Jacob Stepanovich Esipov (Яков Степанович Есипов; died 1805) was a Russian inventor. In 1799-1801 he developed a technology for obtaining sugar from sugar beets under industrial conditions in Russia.

==Commercialization==
In November 1802, Esipov built the first beet sugar and alcohol distillery in Russia, in partnership with Yegor Ivanovich Blankennagel in the village of Alyabyevo (Алябьево) of Chernovsky County (Чернский уезд) of the Tula Governorate (Тульская губерния).

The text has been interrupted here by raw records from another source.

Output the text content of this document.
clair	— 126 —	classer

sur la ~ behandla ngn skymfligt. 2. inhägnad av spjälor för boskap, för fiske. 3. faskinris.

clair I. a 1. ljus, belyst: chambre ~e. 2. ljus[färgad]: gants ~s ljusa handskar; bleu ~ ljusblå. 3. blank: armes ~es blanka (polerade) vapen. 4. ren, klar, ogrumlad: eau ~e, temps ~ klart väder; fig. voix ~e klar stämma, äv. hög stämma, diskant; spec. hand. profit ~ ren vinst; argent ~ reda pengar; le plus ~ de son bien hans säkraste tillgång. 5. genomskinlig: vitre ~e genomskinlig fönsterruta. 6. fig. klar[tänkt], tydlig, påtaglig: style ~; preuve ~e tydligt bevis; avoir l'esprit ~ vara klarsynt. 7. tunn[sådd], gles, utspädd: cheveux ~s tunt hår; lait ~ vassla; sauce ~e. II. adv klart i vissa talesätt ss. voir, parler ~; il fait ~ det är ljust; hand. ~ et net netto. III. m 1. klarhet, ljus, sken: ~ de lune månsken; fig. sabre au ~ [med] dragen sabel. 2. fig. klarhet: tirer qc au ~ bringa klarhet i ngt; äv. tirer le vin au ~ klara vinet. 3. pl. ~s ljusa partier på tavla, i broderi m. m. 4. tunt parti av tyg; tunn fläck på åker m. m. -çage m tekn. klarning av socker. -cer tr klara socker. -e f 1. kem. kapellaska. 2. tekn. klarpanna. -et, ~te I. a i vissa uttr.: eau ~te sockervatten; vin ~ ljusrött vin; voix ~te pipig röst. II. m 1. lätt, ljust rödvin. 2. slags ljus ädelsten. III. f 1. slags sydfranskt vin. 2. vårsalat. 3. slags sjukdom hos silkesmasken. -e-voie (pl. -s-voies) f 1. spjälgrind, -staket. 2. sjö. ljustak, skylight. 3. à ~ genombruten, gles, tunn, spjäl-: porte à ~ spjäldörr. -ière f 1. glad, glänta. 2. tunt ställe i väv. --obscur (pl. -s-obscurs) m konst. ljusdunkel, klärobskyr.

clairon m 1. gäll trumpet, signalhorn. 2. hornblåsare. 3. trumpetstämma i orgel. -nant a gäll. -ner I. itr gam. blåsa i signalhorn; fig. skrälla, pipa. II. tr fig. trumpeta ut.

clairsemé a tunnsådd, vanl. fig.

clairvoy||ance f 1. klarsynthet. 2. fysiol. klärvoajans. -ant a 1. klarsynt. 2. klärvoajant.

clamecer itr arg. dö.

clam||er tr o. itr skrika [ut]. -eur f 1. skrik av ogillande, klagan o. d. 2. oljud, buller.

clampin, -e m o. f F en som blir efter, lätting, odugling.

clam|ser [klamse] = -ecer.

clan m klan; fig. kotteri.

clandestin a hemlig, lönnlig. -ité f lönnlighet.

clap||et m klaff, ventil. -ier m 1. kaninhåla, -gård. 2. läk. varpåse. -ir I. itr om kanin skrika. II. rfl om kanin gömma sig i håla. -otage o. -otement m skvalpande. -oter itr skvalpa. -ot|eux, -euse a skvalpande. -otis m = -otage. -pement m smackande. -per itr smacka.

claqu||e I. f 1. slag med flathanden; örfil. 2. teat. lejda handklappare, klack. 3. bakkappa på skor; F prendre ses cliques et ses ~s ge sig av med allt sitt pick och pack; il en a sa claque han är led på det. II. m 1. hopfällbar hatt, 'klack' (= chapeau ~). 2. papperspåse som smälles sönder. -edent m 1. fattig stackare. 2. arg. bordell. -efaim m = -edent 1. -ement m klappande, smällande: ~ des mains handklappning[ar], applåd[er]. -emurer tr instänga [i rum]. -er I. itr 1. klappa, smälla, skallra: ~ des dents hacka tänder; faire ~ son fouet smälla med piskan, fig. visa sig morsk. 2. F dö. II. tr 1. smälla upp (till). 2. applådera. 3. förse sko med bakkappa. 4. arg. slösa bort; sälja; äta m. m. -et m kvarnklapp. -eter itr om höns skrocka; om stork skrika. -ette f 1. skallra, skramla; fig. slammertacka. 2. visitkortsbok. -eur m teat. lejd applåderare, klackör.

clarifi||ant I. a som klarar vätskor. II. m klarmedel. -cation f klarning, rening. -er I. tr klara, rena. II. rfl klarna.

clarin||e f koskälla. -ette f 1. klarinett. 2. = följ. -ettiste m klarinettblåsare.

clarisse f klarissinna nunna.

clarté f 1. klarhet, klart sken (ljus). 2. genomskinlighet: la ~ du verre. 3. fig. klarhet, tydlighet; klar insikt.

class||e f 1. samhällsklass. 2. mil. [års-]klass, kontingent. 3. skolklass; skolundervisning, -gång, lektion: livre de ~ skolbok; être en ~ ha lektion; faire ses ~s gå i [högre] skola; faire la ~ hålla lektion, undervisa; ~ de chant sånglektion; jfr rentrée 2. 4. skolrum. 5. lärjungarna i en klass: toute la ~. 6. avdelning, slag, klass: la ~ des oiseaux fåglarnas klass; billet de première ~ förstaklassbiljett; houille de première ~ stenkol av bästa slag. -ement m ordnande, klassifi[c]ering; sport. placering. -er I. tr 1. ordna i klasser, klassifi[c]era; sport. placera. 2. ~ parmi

During 1802-1803 the factory produced 4.9 tons of raw sugar from beets harvested from 11 tithe of crops (1 tithe = 1.09 ha). The purity was approximately 85%. Waste sugar production (molasses, etc.) was processed into ethyl alcohol. In 1807, the sugar-refining department was added to the plant. For the first time in Russia Esipov introduced the purification of beet juice with lime. This method is still used.

In the fall of 1802 Esipov built a second, more advanced beet sugar plant in the village of Nikolskoe (Никольское). In 1803-1804, it produced raw and white sugar, alcohol, and liquor. Byproducts were used for animal feed. The yield of raw sugar from beet was 3.1% of the beet mass. He died in St. Petersburg, Russia.